12. The method as recited in claim 11 wherein said high pressure ranges from about 700 mT to about 11000 mT.

13. The method as recited in claim 11 further including adjusting a flow rate of said argon and said nitrogen and a pressure of said plasma conditions to provide a desired gate leakage of said semiconductor device, wherein said desired gate leakage is achieved within a targeted equivalent oxide thickness and in a presence of oxygen.

14. The method as recited in claim 11 wherein a power of said plasma ranges from about 800 watts to about 1400 watts and a temperature of said semiconductor substrate ranges from about 300° C. to about 500° C.

15. The method as recited in claim 11 wherein a flow rate of said argon is about 1950 sccm and a flow of said nitrogen is about 100 sccm.
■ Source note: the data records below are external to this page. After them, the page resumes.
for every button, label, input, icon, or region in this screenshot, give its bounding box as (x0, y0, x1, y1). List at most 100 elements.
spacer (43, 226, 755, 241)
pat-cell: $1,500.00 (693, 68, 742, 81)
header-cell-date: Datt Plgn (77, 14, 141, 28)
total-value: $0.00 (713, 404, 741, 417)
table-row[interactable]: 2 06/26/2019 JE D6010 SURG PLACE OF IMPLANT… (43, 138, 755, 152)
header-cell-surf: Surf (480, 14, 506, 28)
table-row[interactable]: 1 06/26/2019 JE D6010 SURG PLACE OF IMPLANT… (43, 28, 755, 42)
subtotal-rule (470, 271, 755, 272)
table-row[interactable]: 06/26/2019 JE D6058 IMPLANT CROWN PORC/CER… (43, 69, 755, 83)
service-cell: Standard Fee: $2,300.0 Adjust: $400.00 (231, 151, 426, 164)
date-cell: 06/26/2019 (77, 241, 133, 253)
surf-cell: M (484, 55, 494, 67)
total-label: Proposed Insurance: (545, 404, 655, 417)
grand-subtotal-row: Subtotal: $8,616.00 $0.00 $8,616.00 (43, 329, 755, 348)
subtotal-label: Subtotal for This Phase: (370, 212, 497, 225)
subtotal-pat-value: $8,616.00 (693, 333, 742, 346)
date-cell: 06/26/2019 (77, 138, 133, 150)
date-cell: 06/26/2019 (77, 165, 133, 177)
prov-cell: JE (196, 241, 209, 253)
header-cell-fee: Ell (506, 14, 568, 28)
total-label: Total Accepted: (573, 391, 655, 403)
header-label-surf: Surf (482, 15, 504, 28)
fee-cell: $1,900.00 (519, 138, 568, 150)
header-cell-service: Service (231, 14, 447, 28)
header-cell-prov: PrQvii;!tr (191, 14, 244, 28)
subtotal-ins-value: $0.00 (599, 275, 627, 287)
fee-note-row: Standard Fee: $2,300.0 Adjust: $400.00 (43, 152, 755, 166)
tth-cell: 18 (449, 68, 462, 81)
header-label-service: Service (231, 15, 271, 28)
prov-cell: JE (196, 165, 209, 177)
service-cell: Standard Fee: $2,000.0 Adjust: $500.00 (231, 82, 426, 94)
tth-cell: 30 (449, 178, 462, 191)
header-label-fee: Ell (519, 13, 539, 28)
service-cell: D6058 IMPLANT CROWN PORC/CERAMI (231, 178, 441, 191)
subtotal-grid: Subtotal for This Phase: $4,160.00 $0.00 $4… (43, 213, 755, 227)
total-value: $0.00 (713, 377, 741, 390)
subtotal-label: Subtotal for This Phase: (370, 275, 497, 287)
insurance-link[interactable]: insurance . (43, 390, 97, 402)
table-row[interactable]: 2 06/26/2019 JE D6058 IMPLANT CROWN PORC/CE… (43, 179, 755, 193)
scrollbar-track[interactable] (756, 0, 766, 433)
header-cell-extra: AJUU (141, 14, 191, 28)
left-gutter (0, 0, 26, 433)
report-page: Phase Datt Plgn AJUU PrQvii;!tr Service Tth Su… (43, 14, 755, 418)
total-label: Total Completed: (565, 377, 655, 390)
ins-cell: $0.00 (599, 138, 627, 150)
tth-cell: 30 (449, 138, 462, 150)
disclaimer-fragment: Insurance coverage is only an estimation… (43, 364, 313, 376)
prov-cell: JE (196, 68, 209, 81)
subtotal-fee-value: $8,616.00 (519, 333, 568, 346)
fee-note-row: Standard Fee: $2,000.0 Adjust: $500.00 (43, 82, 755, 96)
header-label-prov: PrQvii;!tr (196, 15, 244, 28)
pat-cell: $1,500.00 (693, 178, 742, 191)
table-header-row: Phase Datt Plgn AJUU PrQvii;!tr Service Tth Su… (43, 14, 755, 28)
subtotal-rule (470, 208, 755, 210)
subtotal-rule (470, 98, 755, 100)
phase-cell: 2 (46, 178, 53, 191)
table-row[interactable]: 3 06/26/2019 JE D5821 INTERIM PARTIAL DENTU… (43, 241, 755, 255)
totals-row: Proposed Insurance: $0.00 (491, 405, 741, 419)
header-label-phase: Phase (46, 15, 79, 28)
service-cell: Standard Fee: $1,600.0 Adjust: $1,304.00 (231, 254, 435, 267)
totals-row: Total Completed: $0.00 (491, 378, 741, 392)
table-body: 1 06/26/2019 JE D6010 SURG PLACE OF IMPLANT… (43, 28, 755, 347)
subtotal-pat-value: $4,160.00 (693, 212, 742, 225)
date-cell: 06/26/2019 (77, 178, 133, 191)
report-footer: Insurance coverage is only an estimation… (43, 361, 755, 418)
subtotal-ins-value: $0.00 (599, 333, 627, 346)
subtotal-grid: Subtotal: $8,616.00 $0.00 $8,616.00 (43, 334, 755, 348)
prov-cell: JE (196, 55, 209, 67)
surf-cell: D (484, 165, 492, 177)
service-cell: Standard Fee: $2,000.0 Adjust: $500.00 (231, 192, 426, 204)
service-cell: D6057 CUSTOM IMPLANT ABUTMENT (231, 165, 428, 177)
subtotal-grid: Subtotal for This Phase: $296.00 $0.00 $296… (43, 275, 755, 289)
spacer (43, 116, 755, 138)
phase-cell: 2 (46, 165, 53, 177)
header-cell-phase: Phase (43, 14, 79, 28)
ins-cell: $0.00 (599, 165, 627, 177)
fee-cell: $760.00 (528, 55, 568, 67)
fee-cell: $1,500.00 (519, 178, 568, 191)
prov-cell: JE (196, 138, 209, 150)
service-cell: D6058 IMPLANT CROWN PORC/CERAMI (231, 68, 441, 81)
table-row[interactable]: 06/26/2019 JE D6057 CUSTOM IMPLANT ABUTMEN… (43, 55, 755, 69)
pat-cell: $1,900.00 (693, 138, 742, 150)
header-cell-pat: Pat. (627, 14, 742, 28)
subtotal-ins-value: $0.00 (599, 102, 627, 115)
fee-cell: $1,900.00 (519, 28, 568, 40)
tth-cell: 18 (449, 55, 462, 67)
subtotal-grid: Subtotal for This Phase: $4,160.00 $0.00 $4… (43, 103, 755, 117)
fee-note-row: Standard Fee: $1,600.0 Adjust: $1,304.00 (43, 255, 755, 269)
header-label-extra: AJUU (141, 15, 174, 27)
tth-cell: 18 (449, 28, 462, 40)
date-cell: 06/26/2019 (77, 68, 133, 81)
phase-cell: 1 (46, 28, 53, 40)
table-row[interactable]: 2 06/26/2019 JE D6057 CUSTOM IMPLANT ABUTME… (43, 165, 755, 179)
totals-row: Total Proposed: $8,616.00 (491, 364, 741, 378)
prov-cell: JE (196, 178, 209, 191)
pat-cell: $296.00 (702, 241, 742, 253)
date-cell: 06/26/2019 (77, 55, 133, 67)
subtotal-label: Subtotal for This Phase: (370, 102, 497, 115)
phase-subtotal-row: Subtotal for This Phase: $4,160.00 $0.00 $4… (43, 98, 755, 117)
16. The method as recited in claim 11 further including:

forming a gate layer over said gate dielectric layer;

patterning said gate layer and said gate dielectric layer into a plurality of transistor gates;

forming source/drains in well regions associated with each of said plurality of said transistor gates, said well region being located in said semiconductor substrate and between isolations regions located between said transistor gates;

forming dielectric layers over said transistor gates; and

forming interconnects in and between said dielectric layers to interconnect said transistor gates to form an operative integrated circuit.

17. A semiconductor device having a predetermined gate leakage, comprising;

a semiconductor substrate; and

a gate dielectric layer located over said semiconductor substrate, said gate dielectric layer having a concentration of nitrogen therein that ranges from about 5% to about 15% and an equivalent oxide thickness that ranges from about 1.0 nm to about 1.5 nm and wherein a gate leakage of said gate dielectric layer is less than about 100 A/cm2.

18. The semiconductor device as recited in claim 17 wherein a concentration of said nitrogen is about 11% and said gate leakage ranges from about 30 A/cm2 to 40 A/cm2.

19. The semiconductor device as recited in claim 17 wherein said gate leakage ranges from about 30 A/cm2 to about 80 A/cm2.

20. The semiconductor device as recited in claim 17 wherein a concentration of said nitrogen is about 8% and said gate leakage is about 80 A/cm2.